Eventually, it turned out to be Vincent who tracked down the two vampires. I hadn’t said this to anyone, but I knew deep in my heart that if there was someone in the pack who could accomplish this task, it was Vincent. That boy was the smartest kid I had ever met. Other than Maliha, who was smart but in an extremely twisted way. Vincent was more along the lines of wholesome.
“So I did a little spying, but don’t worry, I was careful enough not to get seen or caught,” Vincent said to me on the eve he made his discovery. We were in my home’s living room, sitting at the table, drinking beers.
“So, how did you find them?” I asked. “Was it difficult?”
“It was rather difficult now that you mention it. There are hundreds of vampires roaming around, and almost any two of them could match the description that you gave us. At night, they spread all over Fiddler’s Green, across the forest, and everywhere in between, ensuring their trucks make it out of the cove safely onto the highway. I figured it was going to be impossible to track all of them at night. But then, the best idea came to my mind,” Vincent said, barely able to hold himself back with excitement. His eyes were lit with fascination, and his face kept curling into a grin. “They all leave from the same place. The cove! That’s their only entrance and exit point.”
“That does make sense. They live there, after all,” I agreed. “Their ships go into the cove, and their trucks come out of it.”

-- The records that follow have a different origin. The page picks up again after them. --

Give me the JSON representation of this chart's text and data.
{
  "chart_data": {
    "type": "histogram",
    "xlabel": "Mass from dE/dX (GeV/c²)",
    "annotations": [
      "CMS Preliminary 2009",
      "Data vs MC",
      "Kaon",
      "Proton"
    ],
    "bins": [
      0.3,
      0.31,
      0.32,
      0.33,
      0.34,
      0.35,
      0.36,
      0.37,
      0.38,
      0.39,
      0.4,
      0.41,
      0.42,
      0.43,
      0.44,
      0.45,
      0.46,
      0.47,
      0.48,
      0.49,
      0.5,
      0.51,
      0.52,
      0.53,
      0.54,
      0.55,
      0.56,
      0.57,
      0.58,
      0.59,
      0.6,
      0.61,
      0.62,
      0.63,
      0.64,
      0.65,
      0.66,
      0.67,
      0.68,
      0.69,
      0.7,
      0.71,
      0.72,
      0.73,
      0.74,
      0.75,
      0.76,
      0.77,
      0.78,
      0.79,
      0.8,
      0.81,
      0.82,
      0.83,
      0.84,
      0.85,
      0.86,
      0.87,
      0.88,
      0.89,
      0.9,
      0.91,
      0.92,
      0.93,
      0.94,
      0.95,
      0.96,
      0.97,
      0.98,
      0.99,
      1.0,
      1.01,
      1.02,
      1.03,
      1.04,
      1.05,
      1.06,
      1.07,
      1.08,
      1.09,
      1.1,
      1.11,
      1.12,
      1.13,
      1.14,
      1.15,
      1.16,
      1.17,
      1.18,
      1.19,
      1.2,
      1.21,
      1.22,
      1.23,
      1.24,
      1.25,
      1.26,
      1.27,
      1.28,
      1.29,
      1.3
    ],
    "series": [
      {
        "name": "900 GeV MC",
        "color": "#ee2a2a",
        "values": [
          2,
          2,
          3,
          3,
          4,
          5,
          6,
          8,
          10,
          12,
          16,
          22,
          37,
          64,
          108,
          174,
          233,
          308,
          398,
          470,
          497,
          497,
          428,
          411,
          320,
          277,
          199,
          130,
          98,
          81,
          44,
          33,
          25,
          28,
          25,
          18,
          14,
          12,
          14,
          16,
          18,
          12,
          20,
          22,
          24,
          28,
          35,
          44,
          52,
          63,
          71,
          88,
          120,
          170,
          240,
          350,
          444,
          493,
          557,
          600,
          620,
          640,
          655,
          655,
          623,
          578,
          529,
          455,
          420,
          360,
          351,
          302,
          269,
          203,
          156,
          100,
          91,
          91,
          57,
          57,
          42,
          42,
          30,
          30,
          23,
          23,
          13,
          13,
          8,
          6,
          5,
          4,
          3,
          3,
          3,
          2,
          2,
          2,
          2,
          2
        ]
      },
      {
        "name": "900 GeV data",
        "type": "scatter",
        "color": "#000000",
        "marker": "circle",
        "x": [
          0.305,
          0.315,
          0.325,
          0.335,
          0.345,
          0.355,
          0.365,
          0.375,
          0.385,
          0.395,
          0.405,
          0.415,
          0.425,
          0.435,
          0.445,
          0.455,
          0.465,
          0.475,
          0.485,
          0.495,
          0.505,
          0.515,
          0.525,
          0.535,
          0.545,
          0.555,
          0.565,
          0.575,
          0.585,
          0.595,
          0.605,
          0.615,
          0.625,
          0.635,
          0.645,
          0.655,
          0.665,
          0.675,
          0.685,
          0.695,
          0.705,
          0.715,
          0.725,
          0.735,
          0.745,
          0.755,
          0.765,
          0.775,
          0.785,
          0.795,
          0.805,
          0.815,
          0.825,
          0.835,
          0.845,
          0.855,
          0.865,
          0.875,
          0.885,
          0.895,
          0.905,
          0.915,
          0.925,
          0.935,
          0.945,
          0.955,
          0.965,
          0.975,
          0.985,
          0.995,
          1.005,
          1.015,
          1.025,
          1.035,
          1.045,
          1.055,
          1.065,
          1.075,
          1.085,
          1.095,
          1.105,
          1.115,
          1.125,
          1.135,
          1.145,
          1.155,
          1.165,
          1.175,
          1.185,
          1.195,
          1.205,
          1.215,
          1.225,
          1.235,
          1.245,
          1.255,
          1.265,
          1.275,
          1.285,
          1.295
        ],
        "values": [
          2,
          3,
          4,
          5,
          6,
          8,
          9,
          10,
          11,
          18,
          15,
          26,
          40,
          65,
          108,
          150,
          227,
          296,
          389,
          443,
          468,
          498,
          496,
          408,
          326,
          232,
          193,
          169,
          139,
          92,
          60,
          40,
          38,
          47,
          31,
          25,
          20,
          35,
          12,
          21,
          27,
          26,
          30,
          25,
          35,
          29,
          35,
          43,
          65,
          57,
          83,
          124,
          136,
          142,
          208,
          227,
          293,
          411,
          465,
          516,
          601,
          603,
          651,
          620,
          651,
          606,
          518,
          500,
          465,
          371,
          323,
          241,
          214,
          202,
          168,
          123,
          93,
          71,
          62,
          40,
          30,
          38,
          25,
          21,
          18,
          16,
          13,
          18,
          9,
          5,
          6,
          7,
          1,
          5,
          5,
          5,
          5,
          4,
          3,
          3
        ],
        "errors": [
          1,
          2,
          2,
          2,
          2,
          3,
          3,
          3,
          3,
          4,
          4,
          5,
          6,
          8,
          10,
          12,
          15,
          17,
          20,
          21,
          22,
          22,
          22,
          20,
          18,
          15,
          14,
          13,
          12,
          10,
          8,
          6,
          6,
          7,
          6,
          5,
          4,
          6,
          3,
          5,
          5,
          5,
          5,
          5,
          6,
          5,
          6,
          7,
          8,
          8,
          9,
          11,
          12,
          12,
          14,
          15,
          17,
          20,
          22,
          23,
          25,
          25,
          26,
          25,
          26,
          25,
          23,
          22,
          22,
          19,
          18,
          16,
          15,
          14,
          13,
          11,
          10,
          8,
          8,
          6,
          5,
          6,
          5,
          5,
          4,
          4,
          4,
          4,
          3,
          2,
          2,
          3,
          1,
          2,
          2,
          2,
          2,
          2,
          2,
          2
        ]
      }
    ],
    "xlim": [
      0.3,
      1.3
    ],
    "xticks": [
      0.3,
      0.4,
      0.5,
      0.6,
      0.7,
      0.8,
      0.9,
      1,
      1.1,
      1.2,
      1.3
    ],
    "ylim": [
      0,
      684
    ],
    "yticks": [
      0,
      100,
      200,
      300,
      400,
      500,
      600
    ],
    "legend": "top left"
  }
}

“Exactly! So, if there was ever going to be a time to identify two vampires from a sea of hundreds of them, it was at the entrance. And I did that. I found them.”
“How?”
“Well, in the morning, when the vampires can’t come out into the sun, when they’re hiding deep within the darkness of the cove, I snuck around to the entrance and hid a long-range wireless mic there. Then I stayed put and waited for the night while listening to the mic’s audio. When the vampires started coming out, most of them were talking in your standard American accent, except for two chatty fellows who were talking in a cockney accent. I tagged them using binoculars and even confirmed that one of them had scars on his face. Here’s the best part, though: I know exactly where they are!”
“Good man, how do you know that?”
“Well, I followed them all night. They don’t just patrol the roads.”
“Go on, then. What is it that they do?”
Vincent grinned harder. “I guess they’re supposed to be on patrol shifts, but they take a detour in the forest and shack up in an abandoned building. I guess it was a forest ranger’s station. But that’s not even the interesting part. They’re apparently dealing some methamphetamine on the side. I peeked in through the window and saw them messing around with stolen high school laboratory equipment, making crystal meth.”
“Is that a drug?”
“They call it poor man’s cocaine. It’s quite dangerous and bad for your health. It rots your teeth. You can overdose on it and die,” Vince said. “I figure they’re dealing on the side.”
“And they gather there every night?”
“I’ve been following them for two nights and found them in there both times,” Vince said.
“One last thing,” I said. “When the vampires were leaving the cove, did any of them carry sniper rifles with them?”
“Not a single one of them had a rifle,” Vincent said. “Why?”